Can Spark Core's malloc implementation fail gracefully?

Hi everyone, I have a number of questions about memory allocation on the Core.

In principle, when malloc is unable to satisfy a request, it’s supposed to fail by returning a null pointer - will the Core’s malloc implementation ever do this?

In practice I’ve found that every time I’ve made a call to malloc that it can’t satisfy, I end up with the Flashing Red Light of Doom.

I’ve been trying to work out how to cache some data (on the order of a few hundred bytes, maybe multiplied by several times if possible) opportunistically, and ideally I’d like to be able to do it by trying to allocate what I want, then falling back to clearing the existing cache if the allocation fails. Obviously this relies upon malloc being able to return null, which doesn’t appear to be the case.

A different approach I’ve taken is to keep track of the total size of allocations I’ve made in order to keep it within some well-defined limit; I got further with this approach, but eventually found that it doesn’t take many allocations before I get the FRLoD even when the total allocation size is still well under the limit - presumably due to heap fragmentation?

Alternatively (and avoiding the issue of heap fragmentation for the moment) is there any way to find out how much heap space is available? Do the stack and the heap just grow towards each other until they collide? That’s what I’m inferring from https://community.spark.io/t/how-to-know-how-much-ram-flash-i-am-using/2150/3. If I understand that correctly, I think that if I modify that not to add the size of the free list then the result should indicate that there is definitely that much contiguous memory available, but of course I may not have understood it correctly. I guess I could then scan through the free list if I really wanted to. Is that kind of approach my best option, or has anything changed in the interim?

Ultimately, I guess my question is ‘is there any way to know ahead of time whether a given memory allocation request will cause the Core to panic?’

So glad you brought this up, since I’ve been wanting to do this for a while! Dynamic memory allocation will be a key part of the firmware for the Photon and hopefully this can be backfitted to the Core also.

Yes, the stack and heap do grow together, so you could look at the heap and stack pointers to see if allocation might fail.

In fact, in src/newlib_stubs.cpp you’ll find the _sbrk function, and it does exactly that - looks at the stack and heap pointers to see if more memory can be allocated. _sbrk is called by the memory manager to allocate more heap,. and it attempts to allocate more heap, or calls the SOS panic when memory cannot be allocated. Changing this to return NULL rather than panic should be all that is required to have malloc gracefully fail.
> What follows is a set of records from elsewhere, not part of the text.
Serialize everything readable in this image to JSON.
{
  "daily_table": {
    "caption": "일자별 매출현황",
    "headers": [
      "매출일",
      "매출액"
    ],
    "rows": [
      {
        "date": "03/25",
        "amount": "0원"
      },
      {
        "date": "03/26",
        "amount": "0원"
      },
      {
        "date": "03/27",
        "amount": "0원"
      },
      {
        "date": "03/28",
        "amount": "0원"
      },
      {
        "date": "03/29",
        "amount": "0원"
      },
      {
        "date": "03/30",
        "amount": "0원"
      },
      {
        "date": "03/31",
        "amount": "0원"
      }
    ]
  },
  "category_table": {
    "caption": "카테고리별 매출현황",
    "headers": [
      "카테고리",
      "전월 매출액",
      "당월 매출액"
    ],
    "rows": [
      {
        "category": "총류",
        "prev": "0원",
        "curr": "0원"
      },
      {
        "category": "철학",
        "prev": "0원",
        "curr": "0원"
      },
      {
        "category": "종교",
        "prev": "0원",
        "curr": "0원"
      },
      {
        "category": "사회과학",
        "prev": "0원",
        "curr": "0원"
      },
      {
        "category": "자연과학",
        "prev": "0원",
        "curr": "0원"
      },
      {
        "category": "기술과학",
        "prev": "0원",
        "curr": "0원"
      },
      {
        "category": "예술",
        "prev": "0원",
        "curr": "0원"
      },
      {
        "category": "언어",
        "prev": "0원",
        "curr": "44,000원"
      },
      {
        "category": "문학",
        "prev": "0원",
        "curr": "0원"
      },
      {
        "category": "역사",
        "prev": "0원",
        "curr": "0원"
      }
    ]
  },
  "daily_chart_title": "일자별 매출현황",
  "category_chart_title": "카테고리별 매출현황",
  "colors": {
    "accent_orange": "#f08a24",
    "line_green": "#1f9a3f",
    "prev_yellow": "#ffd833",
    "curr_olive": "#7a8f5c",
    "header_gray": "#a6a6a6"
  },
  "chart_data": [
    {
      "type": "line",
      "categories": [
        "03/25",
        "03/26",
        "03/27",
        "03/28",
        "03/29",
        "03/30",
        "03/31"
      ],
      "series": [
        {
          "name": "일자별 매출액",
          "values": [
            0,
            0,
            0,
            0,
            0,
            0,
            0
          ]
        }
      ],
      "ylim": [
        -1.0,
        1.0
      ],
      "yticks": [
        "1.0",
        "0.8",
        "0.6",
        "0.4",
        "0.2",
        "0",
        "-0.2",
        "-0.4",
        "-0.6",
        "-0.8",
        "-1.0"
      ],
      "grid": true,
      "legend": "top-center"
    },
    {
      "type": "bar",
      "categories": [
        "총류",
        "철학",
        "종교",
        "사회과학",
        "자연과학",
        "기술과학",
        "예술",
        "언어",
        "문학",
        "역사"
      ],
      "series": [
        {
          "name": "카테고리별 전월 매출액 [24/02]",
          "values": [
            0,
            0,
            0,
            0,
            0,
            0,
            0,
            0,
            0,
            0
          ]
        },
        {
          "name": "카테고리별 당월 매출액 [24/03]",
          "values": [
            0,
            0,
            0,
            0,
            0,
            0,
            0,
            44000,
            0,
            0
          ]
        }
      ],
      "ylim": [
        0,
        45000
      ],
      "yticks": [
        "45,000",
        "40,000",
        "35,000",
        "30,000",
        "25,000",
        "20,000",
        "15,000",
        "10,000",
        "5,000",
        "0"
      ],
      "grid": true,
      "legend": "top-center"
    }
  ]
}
I hope that helps you get started - let us know how you get on!

Thanks for confirming I’m not totally off the rails.

I wonder if you could clarify this: _sbrk compares heap_end with __Stack_Init, which the comment notes is determined by the linker. Is this a constant point that represents a limit on how far the stack is permitted to grow? That is, that the heap is guaranteed to be able to grow up to that point, versus comparing with the stack pointer to determine what space just happens to be available right now?

I’m wondering why this is different to the method used in freeMemory in the post I linked, which just allocates something new on the stack and checks its address - an approach which now looks wrong in light of the way _sbrk works.